Además, ya como expresidente, ha dado legitimidad a una narcodictadura como la venezolana, ha mercadeado con el sufrimiento de sus presos políticos y hace de peón de la tiranía china en Europa. No es de extrañar que con semejante historial haya terminado siendo investigado por la Justicia.

Solo hay que leer el auto del juez Calama, por lo demás absolutamente demoledor, para darse cuenta de que, sin el Consejo de Ministros de Pedro Sánchez, Zapatero no habría podido cometer esos supuestos delitos de los que se le acusa. Por cierto, ni tampoco Ábalos. Ni Santos Cerdán. Ni su entorno. Nadie. Y esa es la clave de todo.

Zapatero y Sánchez se necesitaban: el primero, el poder del Gobierno central para enriquecerse; el segundo, al mediador para mantener viva esa mayoría que le pudiera mantener en el poder. Zapatero no estaría imputado si Sánchez no hubiese puesto el Ejecutivo a su servicio.  En realidad, la organización criminal que se investiga es la de Zapatero, es la de Sánchez, es la del PSOE y, en suma, es la del Gobierno de España.

Desde el PP advertimos desde el primer momento que el rescate de Plus Ultra era una decisión incomprensible en términos técnicos y políticos. Sin embargo, el Gobierno y el PSOE calificaron cada comparecencia de las comisiones de investigación en el Senado como fango y bulos. Al final, se ha acabado demostrando que los bulos son los del Gobierno, y el fango es donde están Cerdán, Ábalos, Koldo y Zapatero. Y que el Gobierno de Sánchez aprobó rescatar esa aerolínea con dinero procedente los impuestos que pagamos todos los españoles para que, presumiblemente, acabara en la familia de Zapatero.

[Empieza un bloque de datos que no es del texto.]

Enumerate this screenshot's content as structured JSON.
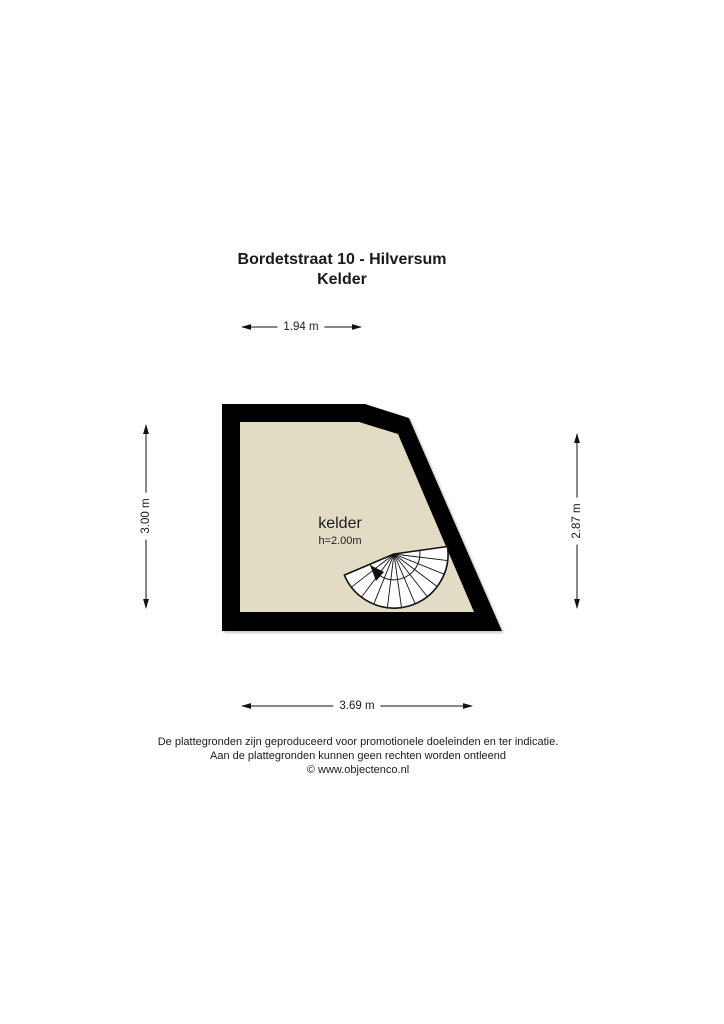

El PSOE actúa siempre igual ante sus casos de corrupción: primero aseguran que todo es mentira y acusan a los medios de comunicación que los descubren; cuando acaban en un juzgado y empiezan las imputaciones entonces señalan a los jueces, con el consiguiente deterioro que semejante comportamiento supone para la división de poderes y el Estado de Derecho.

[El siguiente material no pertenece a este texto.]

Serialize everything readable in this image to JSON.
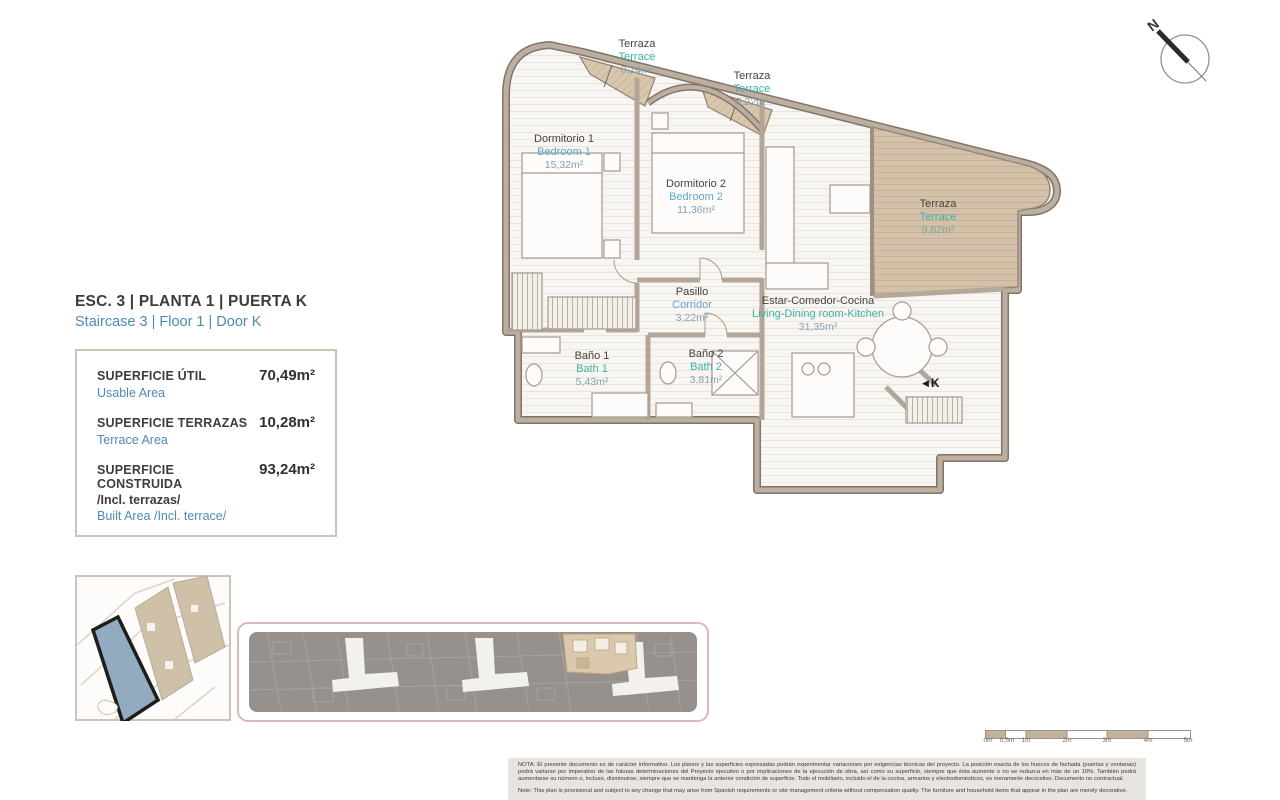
{
  "header": {
    "title_es": "ESC. 3 | PLANTA 1 | PUERTA K",
    "title_en": "Staircase 3 | Floor 1 | Door K"
  },
  "areas": {
    "rows": [
      {
        "label_es": "SUPERFICIE ÚTIL",
        "label_en": "Usable Area",
        "value": "70,49m²"
      },
      {
        "label_es": "SUPERFICIE TERRAZAS",
        "label_en": "Terrace Area",
        "value": "10,28m²"
      },
      {
        "label_es": "SUPERFICIE CONSTRUIDA",
        "label_es2": "/Incl. terrazas/",
        "label_en": "Built Area /Incl. terrace/",
        "value": "93,24m²"
      }
    ]
  },
  "rooms": [
    {
      "id": "terrace-top-1",
      "es": "Terraza",
      "en": "Terrace",
      "area": "0,24m²"
    },
    {
      "id": "terrace-top-2",
      "es": "Terraza",
      "en": "Terrace",
      "area": "0,22m²"
    },
    {
      "id": "bedroom-1",
      "es": "Dormitorio 1",
      "en": "Bedroom 1",
      "area": "15,32m²"
    },
    {
      "id": "bedroom-2",
      "es": "Dormitorio 2",
      "en": "Bedroom 2",
      "area": "11,36m²"
    },
    {
      "id": "terrace-main",
      "es": "Terraza",
      "en": "Terrace",
      "area": "9,82m²"
    },
    {
      "id": "corridor",
      "es": "Pasillo",
      "en": "Corridor",
      "area": "3,22m²"
    },
    {
      "id": "living",
      "es": "Estar-Comedor-Cocina",
      "en": "Living-Dining room-Kitchen",
      "area": "31,35m²"
    },
    {
      "id": "bath-1",
      "es": "Baño 1",
      "en": "Bath 1",
      "area": "5,43m²"
    },
    {
      "id": "bath-2",
      "es": "Baño 2",
      "en": "Bath 2",
      "area": "3,81m²"
    }
  ],
  "door_marker": {
    "arrow": "◀",
    "label": "K"
  },
  "compass": {
    "label": "N"
  },
  "scale_bar": {
    "labels": [
      "0m",
      "0,5m",
      "1m",
      "2m",
      "3m",
      "4m",
      "5m"
    ]
  },
  "disclaimer": {
    "es": "NOTA: El presente documento es de carácter informativo. Los planos y las superficies expresadas podrán experimentar variaciones por exigencias técnicas del proyecto. La posición exacta de los huecos de fachada (puertas y ventanas) podrá variarse por imperativo de las futuras determinaciones del Proyecto ejecutivo o por implicaciones de la ejecución de obra, así como su superficie, siempre que ésta aumente o no se reduzca en más de un 10%. También podrá aumentarse su número o, incluso, disminuirse, siempre que se mantenga la anterior condición de superficie. Todo el mobiliario, incluido el de la cocina, armarios y electrodomésticos, es meramente decorativo. Documento no contractual.",
    "en": "Note: This plan is provisional and subject to any change that may arise from Spanish requirements or site management criteria without compensation quality. The furniture and household items that appear in the plan are merely decorative."
  },
  "colors": {
    "accent_blue": "#4e8ab8",
    "label_blue": "#61a6d1",
    "label_teal": "#3eb1a5",
    "wall": "#b5a799",
    "terrace_fill": "#d3c2a9",
    "site_highlight": "#93abc0",
    "strip_fill": "#96918c",
    "strip_border": "#d9b9ba"
  }
}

Sánchez ha decidido unir su destino al de Zapatero expresando su apoyo al expresidente en el Congreso de los Diputados. Cuando un presidente del Gobierno protege al imputado antes que a las instituciones, el problema deja de ser individual y pasa a ser estructural. Frente a ello, el PP seguirá protegiendo a los españoles y a la salud de nuestra democracia frente a la corrupción generalizada del sanchismo.